Contrary to the fictitious exchange above, when confronted with these situations in real time, I strongly recommend not engaging your interlocutor from a place of cynicism or self-righteousness. Rather, try to be as positive and transparent as possible about our humanist values. If anything, I would suggest that we are the anti-cult and have very little (usually zero) tolerance for unethical or improper conduct. No need to make invidious comparisons with other organizations, notwithstanding what your private thoughts may be.

Remember, take a deep breath and keep it simple. Welcome inquiries regarding the organization and try to respond to any legitimate concern in a respectful manner. Be forthcoming and honest about our humanist values to the best of your knowledge. There is always help if you need it, as we will see below.

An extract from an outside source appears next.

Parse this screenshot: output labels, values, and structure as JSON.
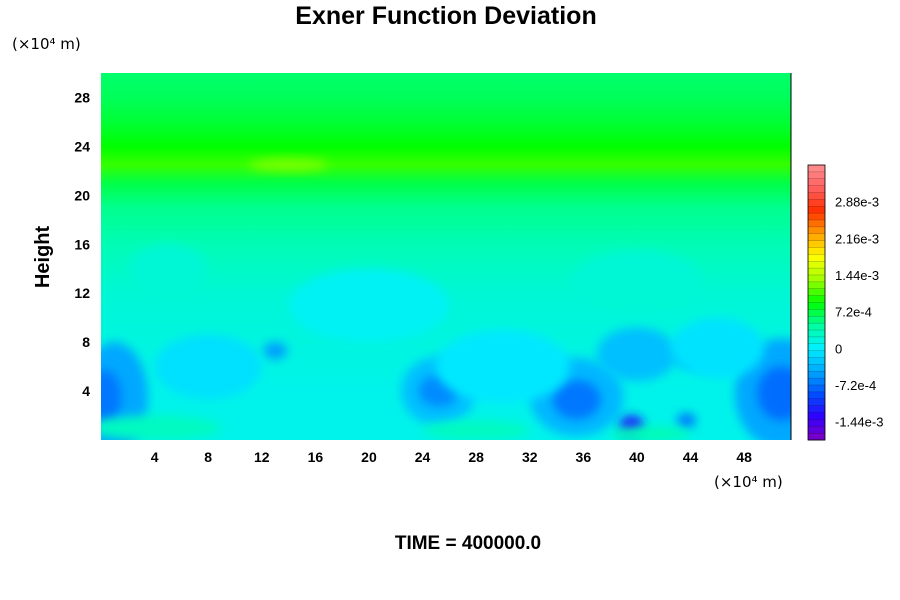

I suggest  providing our interlocutor with a short description of what humanism actually stands for. In other words—drum roll—it’s time for a Humanists of Minnesota  “elevator speech.” Many readers of this column are, no doubt, familiar with this litany. In our universe, science-based facts and critical thinking always trump supernatural beliefs and “fake news.” We are big on ethics and believe the planet Earth should be preserved for all of us and not, for example, the benefit of Chevron, ExxonMobil, and Halliburton.

Obviously, there are variations on this theme you could share at this point. Get them from our website or the literature we routinely make available. Create a variation of your own elevator speech that you feel comfortable delivering. My own mantra lately is that humanists are “secular, ethical, and progressive” in the way we view the world. This works as my personal framework of general principles from which to advocate specific values, for example separation of church and state, respecting the dignity of all people, striving for social justice, and cultivating lives that matter using reason and science.

I would also advise against getting into the philosophical (or theological) “weeds” with someone to convince them of humanism’s benefits. Even if you are correct, avoid the appearance of being argumentative. This can be counterproductive to your goal which, in my opinion, is simply to spark an interest or accelerate the curiosity of the other person. It also doesn’t hurt advising people (perhaps contrary to our image) that we are essentially just folks who like to have fun doing things together—especially activities that advance the causes that are important to us.

There you have it my shy humanist friends. It’s not particularly hard and you don’t need to venture far out of your comfort zone. Always strive to be clear, concise, and forthright. The organization has ample resources for people to learn more details regarding what humanism is about. You don’t have to be an expert. Refer people to these resources. You can also invite them to explore our Meetup site, which lists numerous events on a monthly basis. We occasionally even offer a course on the “Tenets of Humanism” which presents in more detail many of the themes discussed here. Ask folks to drop in. Don’t be shy.

 Harlan Garbell is vice president of Humanists of Minnesota.